San Francisco Federal Reserve President John Williams spoke with FOX Business Network’s (FBN) Maria Bartiromo about the United States economy. When asked about when he thinks rates will rise, Williams said, “if the data comes out the way I expect, then I think that first step could be sometime this summer or this fall.” Williams also commented on job growth saying, “we’re going to reach full employment by the end of the year. That’s my own forecast.” When asked about inflation Williams said, “Core inflation is actually, you know, pretty relatively stable” and “my forecast is for inflation to reach about two percent on our preferred measure by the end of next year.”
On when he expects rates will rise:
“It depends on the data, but I do think – my own view is that we’re going to have to watch that data carefully and if the data comes out the way I expect, then I think that first step could be sometime this summer or this fall.”
On the jobs growth across the country:
“Well, first of all, last year was remarkable. We added something like over 3 million jobs. So, we’re in a really good place in terms of the improvement in the labor market that we’ve seen in the last year. I expect this year — we’d also see very good improvement in the labor market, continuing good momentum there. So, I think, you know, we still have a ways to go. Unemployment is 5.7 percent. We need to get closer to 5 percent to be at full employment. We made a lot of progress. And I think this is the year, we’re going to reach full employment by the end of the year. That’s my own forecast.”
On deflation vs. inflation:
“Well, first of all, the decline in the CPI for January, that was driven primarily by falling gasoline prices. We knew that was coming. In fact, gasoline prices are likely to rise over the next few months given what’s happening with oil prices. So, from a monetary policy perspective, it’s really important to look at the underlining trend. Core inflation is actually, you know, pretty relatively stable, so a low. When I look at broader measures of underlying inflation, they seem to have stabilized and I expect inflation trend to start moving back in the latter half of this year.”

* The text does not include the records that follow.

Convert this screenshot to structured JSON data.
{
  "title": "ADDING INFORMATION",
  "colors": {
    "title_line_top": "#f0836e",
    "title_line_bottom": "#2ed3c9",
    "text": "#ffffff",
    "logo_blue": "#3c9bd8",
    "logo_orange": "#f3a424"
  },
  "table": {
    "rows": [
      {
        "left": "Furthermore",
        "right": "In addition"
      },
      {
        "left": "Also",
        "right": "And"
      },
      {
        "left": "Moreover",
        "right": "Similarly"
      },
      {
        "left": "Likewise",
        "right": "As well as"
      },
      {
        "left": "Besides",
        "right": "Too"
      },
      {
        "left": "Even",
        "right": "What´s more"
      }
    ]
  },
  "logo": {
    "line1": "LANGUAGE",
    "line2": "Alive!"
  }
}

On where he sees the inflation trend come from:
“You know, I think commodities is a separate issue. They’ll go up and down depending on global markets. Really what I see is a labor market that is getting stronger and stronger. And historically, when the U.S. economy strengthens, unemployment comes down, we see wage growth pickup. We see pricing power, if you will, among businesses rise. And, you know, that’s the historical pattern. It’s what we’ve seen in other expansions and that’s what I expect happen over the next couple of years. My forecast is for inflation to reach about two percent on our preferred measure by the end of next year.”